Date: Tue, 3 Sep 1996 13:21:23 -0600
From: Luanne von Schneidemesser lvonschn[AT SYMBOL GOES HERE]FACSTAFF.WISC.EDU
Subject: Re: kimmelwick
In message Sun, 1 Sep 1996 21:51:14 -0500,
"Joseph C. Salmons" jsalmons[AT SYMBOL GOES HERE]FACSTAFF.WISC.EDU writes:
Yes, it is, but the southern/central dialects where 'Weck' would be
used are generally unrounding. We don't even necessarily have to look
to Pennsylvania German on this one, since similar German borrowings
for cultural items abound across so much of the country.
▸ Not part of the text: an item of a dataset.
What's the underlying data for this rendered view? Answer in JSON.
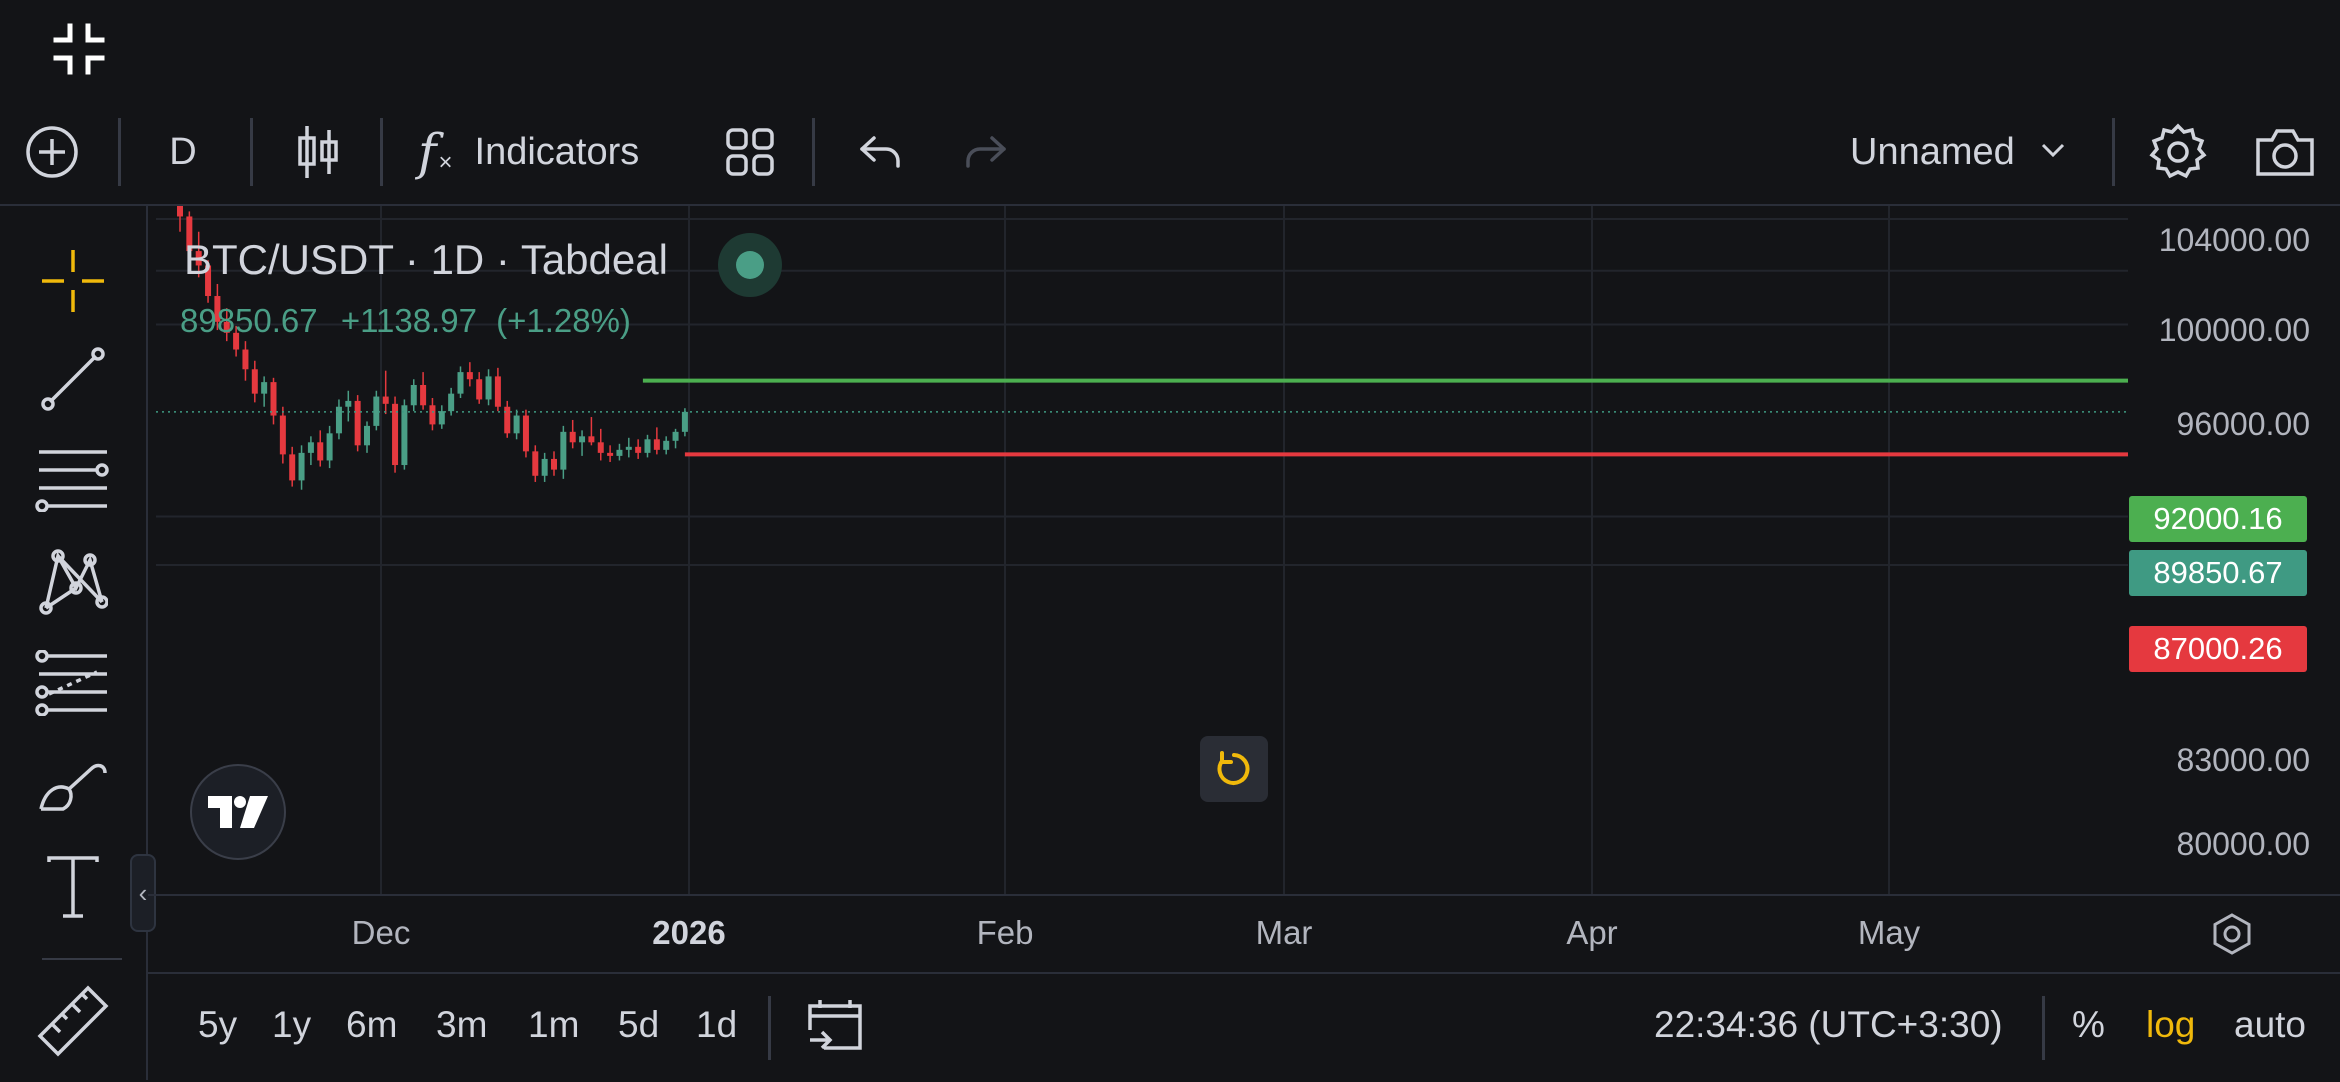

On the other
hand, 'Weck' does occur in the west middle/SW German dialect areas
that PaGm has grown from.
Luanne von Schneidemesser has done lots of really good and interesting
work on such German loans in American English and maybe she knows the
details of this item.
Eichhoff in his "Wortatlas der deutschen Umgangsprachen" shows 'Weck' to
be in use in southwest Germany, and well up into Hesse. I remember older
people in Giessen (north of Frankfurt) using the term when I was doing
my dissertation fieldwork. And yes, as Larry mentioned, kimmel comes from
German 'Ku"mmel' meaning caraway.
DARE, vol. III, which should be available in your local bookstores in
December, just in time for Christmas buying (plug, plug), has an entry under
'kimmelweck' (with a x-ref to 'beef on weck' vol. I). Defined as "A caraway
roll, used esp for a beef sandwich," its label is wNY, esp Buffalo. The
earliest quote is from 1952, Marian Tracy, Coast to Coast Cookery.
Luanne von Schneidemesser
Dictionary of American Regional English
6129 H.C. White Hall, 600 N. Park St.